RJ,
While I don't disagree with your basic principals, in actual fact, it hasn't worked out that way. Perhaps it will change in the near future, but the cost of the course itself is about 33-40% of the total cost of building a golf facility.
Thus, saving $300,000 on a $3,000,000 golf course isn't a 10% savings, it's a 3% savings. Most operaters feel as if it's a better risk to add the 3% for the "wow factor" to build a better mouse trap, and hope that the greens fees can reflect that.
More math - That $300,000 translates (at $7-10 per month, per 100, to about $25,000 K per year, or about $1 per round. The operator needs only $1 more per round, or a few more rounds to justify the extra expense. Reallly, a pretty easy justification.
More than that, the typical golf course annual budget - $400,000-600,000 each in debt, maintenance, pro shop operations, and hopefully, profit, means that the eye candy really adds a lot less to the basic cost of a new course than many would think. And, when you consider that old courses are subtle, and for a lot less money - assuming their debt is low or paid off, the decision to spend on eye candy makes more, not less, economic sense, in the vast majority of new courses.

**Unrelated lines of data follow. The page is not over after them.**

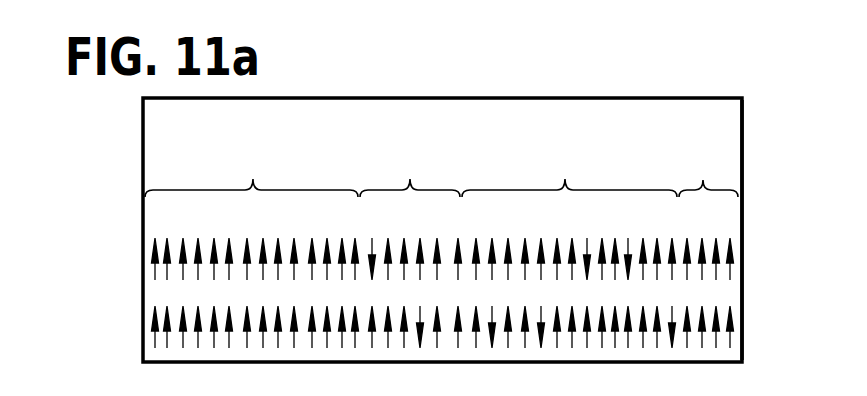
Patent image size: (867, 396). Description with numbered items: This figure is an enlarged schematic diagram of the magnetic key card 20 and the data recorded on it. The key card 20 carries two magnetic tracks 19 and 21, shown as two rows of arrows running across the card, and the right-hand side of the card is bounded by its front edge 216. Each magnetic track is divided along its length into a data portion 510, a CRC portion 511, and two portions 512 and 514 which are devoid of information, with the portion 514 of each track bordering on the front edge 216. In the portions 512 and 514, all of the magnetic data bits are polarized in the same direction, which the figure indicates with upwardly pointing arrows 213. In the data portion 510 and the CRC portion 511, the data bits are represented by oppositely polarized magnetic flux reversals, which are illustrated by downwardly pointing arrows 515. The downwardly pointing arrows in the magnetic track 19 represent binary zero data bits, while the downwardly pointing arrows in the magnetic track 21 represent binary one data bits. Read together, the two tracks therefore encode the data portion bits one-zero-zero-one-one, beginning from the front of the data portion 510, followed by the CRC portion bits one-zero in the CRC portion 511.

The key card 20 is at (566, 92).
The front edge 216 is at (771, 230).
The portion devoid of information 512 is at (251, 177).
The CRC portion 511 is at (410, 177).
The data portion 510 is at (569, 175).
The portion devoid of information 514 is at (708, 177).
The downwardly pointing arrow 515 is at (522, 272).
The upwardly pointing arrow 213 is at (162, 280).
The magnetic track 19 is at (733, 246).
The magnetic track 21 is at (708, 324).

Spending even more money to correct basic drainage, irrigation and cart path problems before they start has a way of lowering on going costs, as well, especially in a low interest rate environment. At least, thats how the people who have the real money to build new courses view it.
Besides, there (shameless attempt to reconnect to original topic here) is no reason that a course can't have good visuals, and good strategy! Why a choice between the two?
I was going to post a similar thought under one of the Fazio bashing threads, (whoops, there goes my drink) concerning framing and strategy. There is certainly no reason a course can't have both - and Purgatory seems to be a good example of that! It is framed with bunkers and brown grass, not berms, more like MacKenzie, but it has great framing.